Commençons par la question qui fâche ou qui au contraire paraît certaines fois bien superflue : Mr. Penumbra's 24-Hour Bookstore est-il un roman de fantasy ou pas ?
Au fond, peu importe. Il en reprend en tout cas de nombreux codes et il semble évident que Robin Sloan soit lui-même un amoureux du genre. Entre les nombreuses allusions à un cycle de fantasy épique dont le personnage principal reste fan, les souvenirs tirés de moult parties de jeu de rôle qui serviront même à façonner l'intrigue proprement dite, avec notamment plusieurs archétypes de personnages, sans parler des mystères proprement dits entourant cette drôle de librairie et le culte que l'on découvre rapidement et qui va pousser nos héros à chercher une réponse qui pourrait bien concerner la vie éternelle, les niveaux de lecture sont nombreux.
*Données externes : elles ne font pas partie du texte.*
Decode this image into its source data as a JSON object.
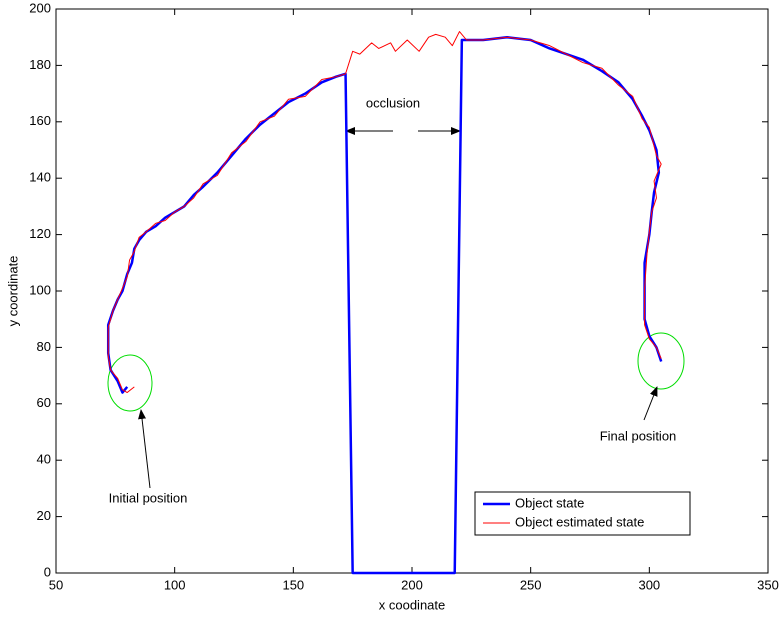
{
  "chart_data": {
    "type": "line",
    "xlabel": "x coodinate",
    "ylabel": "y coordinate",
    "xlim": [
      50,
      350
    ],
    "xticks": [
      50,
      100,
      150,
      200,
      250,
      300,
      350
    ],
    "ylim": [
      0,
      200
    ],
    "yticks": [
      0,
      20,
      40,
      60,
      80,
      100,
      120,
      140,
      160,
      180,
      200
    ],
    "legend": "lower right",
    "annotations": [
      "occlusion",
      "Initial position",
      "Final position"
    ],
    "series": [
      {
        "name": "Object state",
        "color": "#0000ff",
        "x": [
          80,
          78,
          76,
          73,
          72,
          72,
          74,
          76,
          78,
          80,
          82,
          83,
          85,
          88,
          92,
          96,
          100,
          104,
          108,
          112,
          118,
          124,
          130,
          136,
          142,
          148,
          155,
          162,
          168,
          172,
          175,
          218,
          221,
          230,
          240,
          250,
          258,
          265,
          272,
          280,
          287,
          293,
          297,
          300,
          303,
          304,
          302,
          301,
          300,
          298,
          298,
          298,
          300,
          303,
          305
        ],
        "values": [
          66,
          64,
          68,
          72,
          78,
          88,
          93,
          97,
          100,
          106,
          110,
          115,
          118,
          121,
          123,
          126,
          128,
          130,
          134,
          137,
          142,
          148,
          154,
          159,
          163,
          167,
          170,
          174,
          176,
          177,
          0,
          0,
          189,
          189,
          190,
          189,
          186,
          184,
          182,
          178,
          174,
          168,
          162,
          157,
          150,
          142,
          135,
          128,
          120,
          110,
          100,
          90,
          84,
          80,
          75
        ]
      },
      {
        "name": "Object estimated state",
        "color": "#ff0000",
        "x": [
          83,
          80,
          78,
          77,
          76,
          73,
          72,
          72,
          74,
          76,
          78,
          80,
          81,
          83,
          85,
          88,
          92,
          96,
          100,
          104,
          108,
          112,
          118,
          124,
          130,
          136,
          142,
          148,
          155,
          162,
          168,
          172,
          175,
          178,
          183,
          186,
          191,
          193,
          198,
          203,
          207,
          210,
          214,
          217,
          220,
          223,
          230,
          240,
          250,
          258,
          265,
          272,
          280,
          287,
          293,
          297,
          300,
          303,
          305,
          302,
          303,
          301,
          300,
          299,
          298,
          298,
          298,
          300,
          303,
          305
        ],
        "values": [
          66,
          64,
          65,
          67,
          69,
          72,
          77,
          87,
          93,
          97,
          101,
          105,
          111,
          114,
          119,
          121,
          124,
          125,
          128,
          130,
          133,
          138,
          141,
          149,
          153,
          160,
          162,
          168,
          169,
          175,
          176,
          177,
          185,
          184,
          188,
          186,
          188,
          185,
          189,
          185,
          190,
          191,
          190,
          187,
          192,
          189,
          189,
          190,
          189,
          187,
          184,
          181,
          179,
          173,
          169,
          161,
          158,
          148,
          145,
          139,
          133,
          128,
          121,
          113,
          101,
          92,
          88,
          83,
          80,
          76
        ]
      }
    ]
  }
}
Ils vont en tout cas bien au-delà du simple clin d’œil, d’un coup de coude complice adressé au lecteur pour lui signifier, “Hé, vous avez vu, je connais mes classiques, c’est à vous que je m’adresse !”. Même chose lorsqu’il aborde des domaines comme l’informatique et autres dérivés, là encore de façon très ancrée dans le réel et gentiment barrée. Non, l’auteur nous propose une véritable intrigue bourrée d’humour et menée tambour battant, après quelques chapitres de mise en place qui nous plonge tout de suite dans l’ambiance pince-sans-rire qui sera de mise tout au long de cette aventure.
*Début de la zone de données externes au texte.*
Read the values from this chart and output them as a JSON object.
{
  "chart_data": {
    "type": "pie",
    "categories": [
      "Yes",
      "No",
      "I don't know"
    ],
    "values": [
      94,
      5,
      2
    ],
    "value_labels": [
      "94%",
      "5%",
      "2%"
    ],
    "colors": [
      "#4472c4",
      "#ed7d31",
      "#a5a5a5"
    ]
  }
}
Le roman réussit même à se faire fascinant et pas seulement du fait du nombre de fois où le nom de “Google” se retrouve cité (le personnage féminin principal, Kat, travaillant chez Google et faisant office de “magicienne” du groupe) ! Car Robin Sloan aborde également des thématiques d’actualité, comme la numérisation des livres, les moyens à notre disposition pour perpétuer le savoir, l’évolution irrémédiable des supports concernés… Finalement, la quête de l’immortalité n’est peut-être pas qu’un leurre, mais c’est un MacGuffin comme un autre, qui plus est utilisé à bon escient par l’auteur, une fois encore. Un auteur qui n’oublie pas les à-côtés, développant par exemple le parcours personnel de son “héros”, auquel on s’attache rapidement.
Alors, bien entendu, tout n’est pas parfait : l’atmosphère légère du roman permet de faire oublier quelques grosses ficelles - tout le monde n’a pas un meilleur ami disposant d’un jet privé -, mais il faut signaler que malgré l’aspect enquête du roman, l’auteur ne cherche jamais à se montrer plus malin que son lecteur, tout en parvenant à le surprendre de temps en temps.
Si l’on devait pointer du doigt une fausse note, et encore, ce serait la fin du roman, du moins, le dénouement du “mystère mystérieux” au cœur de l’intrigue et qui nous a donné envie de suivre cette drôle de petite bande aux seconds rôles savoureux. Sans aller bien sûr jusqu’à un “tout ça pour ça” de mauvais augure dans la perspective de vous donner envie de découvrir ce livre, disons simplement qu’il y a un petit goût d’inachevé.
Pour le reste, c’est donc un quasi sans faute, pour peu que l’on se montre sensible au ton du roman. Un roman signé en tout cas par un amoureux des livres mais surtout des histoires et des témoignages que ceux-ci nous offrent, quelle que soit l’interface avec laquelle le lecteur doit composer.
Il y a de la magie dans ce “petit” livre, même si ce n’est pas forcément celle à laquelle Clay et ses amis pensaient en faisant rouler des dés autour d’une table au moment d’affronter un dragon.
Mais elle est bel et bien présente. Comme souvent quand on rencontre une bonne histoire, non ?
Mise à jour du 7 février 2014 : le roman vient de sortir en français chez Michel Lafon.